Regardless, I have a hunch Ole Miss isn’t done exploring the quarterback market.

“It’s time to go,” Buchanan said. “I think both me and Kincade, we’ve both looked forward to this day. It doesn’t come as a shock. Bo’s done. We’ve prepared for this. We know spring’s going to be a big deal for us, and whoever we compete with, I have confidence I can run this. But I’ve got to show it in spring and I’ve got to show it in fall camp next year. I’ll be ready to go.”

Ole Miss was riding high following the Egg Bowl. The Rebels completely reversed course from its 30-0 loss at Arkansas. A fan base growing somewhat uneasy was fully back on board.
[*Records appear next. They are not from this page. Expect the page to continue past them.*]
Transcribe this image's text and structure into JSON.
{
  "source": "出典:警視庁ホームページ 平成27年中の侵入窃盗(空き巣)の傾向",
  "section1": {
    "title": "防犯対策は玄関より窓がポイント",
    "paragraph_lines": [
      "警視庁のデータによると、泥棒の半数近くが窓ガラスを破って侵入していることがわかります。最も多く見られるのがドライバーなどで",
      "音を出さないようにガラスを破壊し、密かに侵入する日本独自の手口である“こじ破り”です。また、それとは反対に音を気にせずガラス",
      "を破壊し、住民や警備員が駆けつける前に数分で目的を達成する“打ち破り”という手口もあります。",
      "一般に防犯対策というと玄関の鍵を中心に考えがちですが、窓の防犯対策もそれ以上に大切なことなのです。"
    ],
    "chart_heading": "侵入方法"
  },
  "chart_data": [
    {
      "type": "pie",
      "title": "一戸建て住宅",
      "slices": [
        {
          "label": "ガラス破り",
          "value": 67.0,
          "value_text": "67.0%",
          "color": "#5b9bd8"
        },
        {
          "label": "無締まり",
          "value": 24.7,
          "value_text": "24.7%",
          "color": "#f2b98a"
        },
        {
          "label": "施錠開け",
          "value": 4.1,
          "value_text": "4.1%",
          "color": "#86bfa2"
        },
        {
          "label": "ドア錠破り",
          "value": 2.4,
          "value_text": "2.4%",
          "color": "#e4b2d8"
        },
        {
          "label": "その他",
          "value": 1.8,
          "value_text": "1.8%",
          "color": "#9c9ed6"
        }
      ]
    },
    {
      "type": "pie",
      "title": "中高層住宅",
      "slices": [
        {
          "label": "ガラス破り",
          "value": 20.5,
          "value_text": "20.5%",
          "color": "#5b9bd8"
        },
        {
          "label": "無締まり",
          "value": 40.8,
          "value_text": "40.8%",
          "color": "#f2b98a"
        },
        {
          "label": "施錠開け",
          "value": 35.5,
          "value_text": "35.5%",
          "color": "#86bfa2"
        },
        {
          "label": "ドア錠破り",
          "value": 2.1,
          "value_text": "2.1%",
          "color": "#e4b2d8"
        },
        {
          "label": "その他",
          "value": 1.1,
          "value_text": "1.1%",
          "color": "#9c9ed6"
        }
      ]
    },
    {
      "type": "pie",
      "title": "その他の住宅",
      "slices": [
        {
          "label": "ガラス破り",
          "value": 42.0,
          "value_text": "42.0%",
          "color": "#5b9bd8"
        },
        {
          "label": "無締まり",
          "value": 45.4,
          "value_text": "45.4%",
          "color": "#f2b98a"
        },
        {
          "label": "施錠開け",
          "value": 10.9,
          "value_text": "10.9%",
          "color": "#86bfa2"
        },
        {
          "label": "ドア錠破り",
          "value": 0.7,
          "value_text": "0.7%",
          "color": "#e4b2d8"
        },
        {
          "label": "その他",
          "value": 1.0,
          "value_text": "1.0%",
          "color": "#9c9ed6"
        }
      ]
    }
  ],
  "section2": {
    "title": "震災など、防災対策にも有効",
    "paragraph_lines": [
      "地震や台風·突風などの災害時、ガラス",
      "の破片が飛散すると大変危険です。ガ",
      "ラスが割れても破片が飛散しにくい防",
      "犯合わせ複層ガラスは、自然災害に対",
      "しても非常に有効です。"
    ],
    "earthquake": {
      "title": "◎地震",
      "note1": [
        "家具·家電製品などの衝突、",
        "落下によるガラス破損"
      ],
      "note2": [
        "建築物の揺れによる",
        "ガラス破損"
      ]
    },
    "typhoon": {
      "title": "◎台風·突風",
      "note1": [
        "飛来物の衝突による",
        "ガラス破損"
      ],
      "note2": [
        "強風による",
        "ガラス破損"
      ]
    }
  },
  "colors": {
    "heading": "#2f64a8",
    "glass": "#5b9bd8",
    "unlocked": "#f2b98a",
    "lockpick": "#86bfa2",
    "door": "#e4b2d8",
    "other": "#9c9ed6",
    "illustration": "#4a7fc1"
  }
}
Then the Peach Bowl happened. TCU, likely the preseason No. 1 team, played like the far superior team. The Rebels had nothing to offer, their offensive line dominated, No. 1 scoring defense picked apart and senior quarterback, for all the good he did in his Ole Miss career, forced to exit with one of the worst performances of his career.

Chalk it up to a bad day if you’d like. The reality is Ole Miss dropped its last three games away from home by an 82-10 margin.

“Like coach Freeze always says, this DNA will never be seen again. This team will never be mentioned again,” Kincade said. “We made a lot of good ups and downs. But coming in next year, it’s going to be a different story.”

The grounds crew acted quickly to remove the midfield Peach Bowl logo once the clock struck zero and the stands emptied completely. Methodically they worked, swipe after swipe with their golf cart until all that was left was a green circle of nothing but Dome turf.

It’s as if the game had never happened. Ole Miss would like to think it never did. For coaches, players and fans alike, the sting will fade away eventually. In the end, the Peach Bowl will go down as nothing more than another score in the bowl history section of the media guide. So it goes.

What happens next is the fascinating part.